3.4. Molecular Docking

Molecular docking study was carried out using GOLD Suite 5.2 software. We selected the crystal structure of MGMT with PDB entry of 1QNT (1.90 Å resolution) [44] as a receptor for docking study. In order to validate the docking approach, self-docking was conducted using the X-ray crystal structure of human MGMT with PDB entry of 1T38 (3.2 Å resolution), which is a protein-ligand complex with MGMT bounding to DNA containing O6-MG. In the crystal structure of 1T38, the Cys145 residue was experimentally mutated to serine to avoid the covalent transferring of the methyl group on O6-MG [46]. For the self-docking, the protein-DNA complex model of 1T38 was simplified by removing the DNA double strands except for the O6-MG substrate and deleting the solvent molecules in the X-ray crystal. Hydrogen atoms were added to the protein and Gold score was chosen as a scoring function. The docking was performed by the “cytochrome P450 mode” in GOLD software and the active site was located at the Cys145 residue. The root mean square deviation (RMSD) of the docked pose was 0.0882 Å when compared to the pose in the crystal complex (see Figure S2 in the Supplementary Materials), which suggested that the docking conformation produced by GOLD closely resembled the crystal structure. Thus, GOLD is suitable for performing the docking of guanine derivatives to MGMT protein.

4. Conclusions

A 3D-QSAR study was performed based on a series of guanine derivatives as MGMT inhibitors using CoMFA and CoMSIA methods. Three different alignment methods were used to overlap the molecules. The optimal 3D-QSAR model was derived from CoMFA with the ligand-based alignment. The 3D contour maps provide crucial information of the steric and electrostatic field for the design of novel guanine derivatives with high MGMT-inhibitory activity. Molecular docking study was performed to explore the binding mode between the guanine derivatives and MGMT protein. The docking results suggest that the key residues in the active pocket of the receptor, including Tyr114, Gln115, Arg135, Asn137, Cys145, Val148, Ser151, Tyr158 and Ser159, play important roles in the interactions of the ligands and receptor. The oxygen atom at the C6 position and the -NH2 group at the C2 position of guanine are essential for high MGMT-inhibitory activity. The substituent groups on the N7 position of guanine are unfavorable for the inhibitory activity due to the steric effect.
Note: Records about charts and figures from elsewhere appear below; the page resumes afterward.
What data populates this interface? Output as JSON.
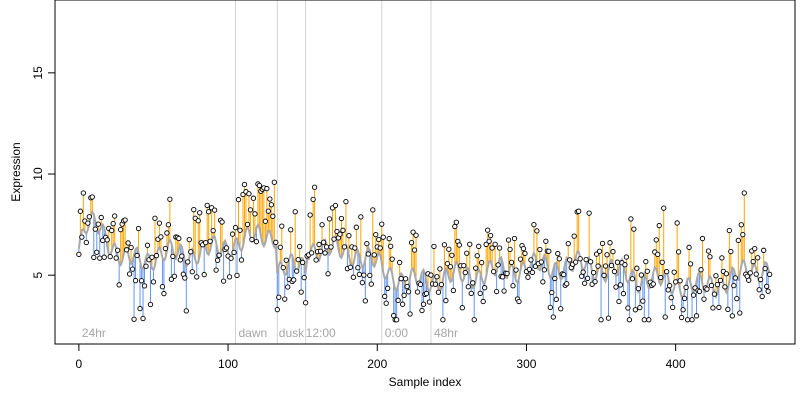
{
  "chart_data": {
    "type": "scatter",
    "xlabel": "Sample index",
    "ylabel": "Expression",
    "xlim": [
      -16,
      480
    ],
    "ylim": [
      1.6,
      18.6
    ],
    "x_ticks": [
      0,
      100,
      200,
      300,
      400
    ],
    "x_tick_labels": [
      "0",
      "100",
      "200",
      "300",
      "400"
    ],
    "y_ticks": [
      5,
      10,
      15
    ],
    "y_tick_labels": [
      "5",
      "10",
      "15"
    ],
    "grid": false,
    "n_samples": 464,
    "colors": {
      "above_fit": "#ffa500",
      "below_fit": "#6495ed",
      "fit_line": "#a9a9a9",
      "points": "#000000",
      "dividers": "#d3d3d3",
      "region_labels": "#a6a6a6"
    },
    "regions": [
      {
        "label": "24hr",
        "label_x": 2
      },
      {
        "label": "dawn",
        "start": 105,
        "label_x": 107
      },
      {
        "label": "dusk",
        "start": 133,
        "label_x": 134
      },
      {
        "label": "12:00",
        "start": 152,
        "label_x": 152
      },
      {
        "label": "0:00",
        "start": 203,
        "label_x": 205
      },
      {
        "label": "48hr",
        "start": 236,
        "label_x": 238
      }
    ],
    "fit_trend": [
      {
        "x": 0,
        "y": 6.3
      },
      {
        "x": 6,
        "y": 7.4
      },
      {
        "x": 14,
        "y": 7.5
      },
      {
        "x": 22,
        "y": 6.5
      },
      {
        "x": 30,
        "y": 5.7
      },
      {
        "x": 40,
        "y": 5.8
      },
      {
        "x": 55,
        "y": 6.0
      },
      {
        "x": 75,
        "y": 6.1
      },
      {
        "x": 95,
        "y": 6.3
      },
      {
        "x": 105,
        "y": 6.6
      },
      {
        "x": 132,
        "y": 7.1
      },
      {
        "x": 133,
        "y": 5.3
      },
      {
        "x": 152,
        "y": 5.4
      },
      {
        "x": 153,
        "y": 6.4
      },
      {
        "x": 185,
        "y": 6.1
      },
      {
        "x": 203,
        "y": 5.4
      },
      {
        "x": 220,
        "y": 4.6
      },
      {
        "x": 236,
        "y": 4.8
      },
      {
        "x": 260,
        "y": 5.0
      },
      {
        "x": 300,
        "y": 5.4
      },
      {
        "x": 340,
        "y": 5.5
      },
      {
        "x": 380,
        "y": 4.8
      },
      {
        "x": 420,
        "y": 4.4
      },
      {
        "x": 463,
        "y": 5.5
      }
    ],
    "observed_trend": [
      {
        "x": 0,
        "y": 6.4
      },
      {
        "x": 8,
        "y": 7.8
      },
      {
        "x": 14,
        "y": 7.6
      },
      {
        "x": 22,
        "y": 6.8
      },
      {
        "x": 30,
        "y": 6.0
      },
      {
        "x": 40,
        "y": 5.6
      },
      {
        "x": 55,
        "y": 6.0
      },
      {
        "x": 75,
        "y": 6.4
      },
      {
        "x": 95,
        "y": 6.8
      },
      {
        "x": 105,
        "y": 7.2
      },
      {
        "x": 120,
        "y": 8.0
      },
      {
        "x": 132,
        "y": 8.4
      },
      {
        "x": 133,
        "y": 5.0
      },
      {
        "x": 152,
        "y": 5.3
      },
      {
        "x": 153,
        "y": 6.8
      },
      {
        "x": 170,
        "y": 6.6
      },
      {
        "x": 185,
        "y": 6.0
      },
      {
        "x": 203,
        "y": 5.6
      },
      {
        "x": 220,
        "y": 4.6
      },
      {
        "x": 236,
        "y": 4.7
      },
      {
        "x": 260,
        "y": 5.2
      },
      {
        "x": 300,
        "y": 5.8
      },
      {
        "x": 340,
        "y": 5.6
      },
      {
        "x": 380,
        "y": 4.8
      },
      {
        "x": 420,
        "y": 4.5
      },
      {
        "x": 463,
        "y": 5.4
      }
    ],
    "noise_sd": 1.2,
    "fit_ripple": 0.45
  }
}
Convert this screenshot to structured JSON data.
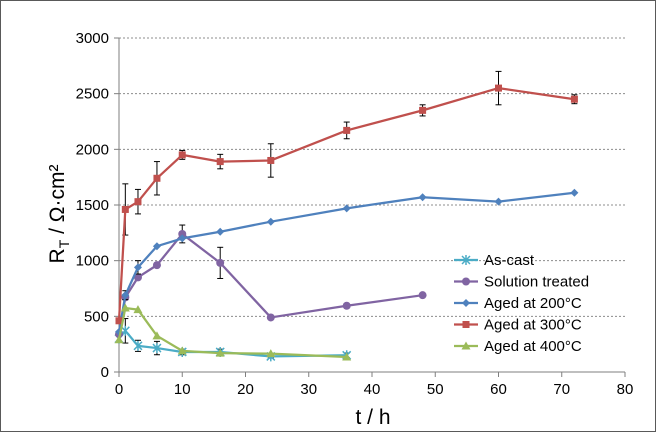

A substituent group with limited size is allowed for the C8 position of guanine, while the N9 potion of guanine is highly tolerated. The combined analysis of the 3D contour maps and the docking results provide valuable information for the further understanding of the structure–activity relationship of guanine derivatives as MGMT inhibitors, which will assist in designing novel MGMT inhibitors with high activity.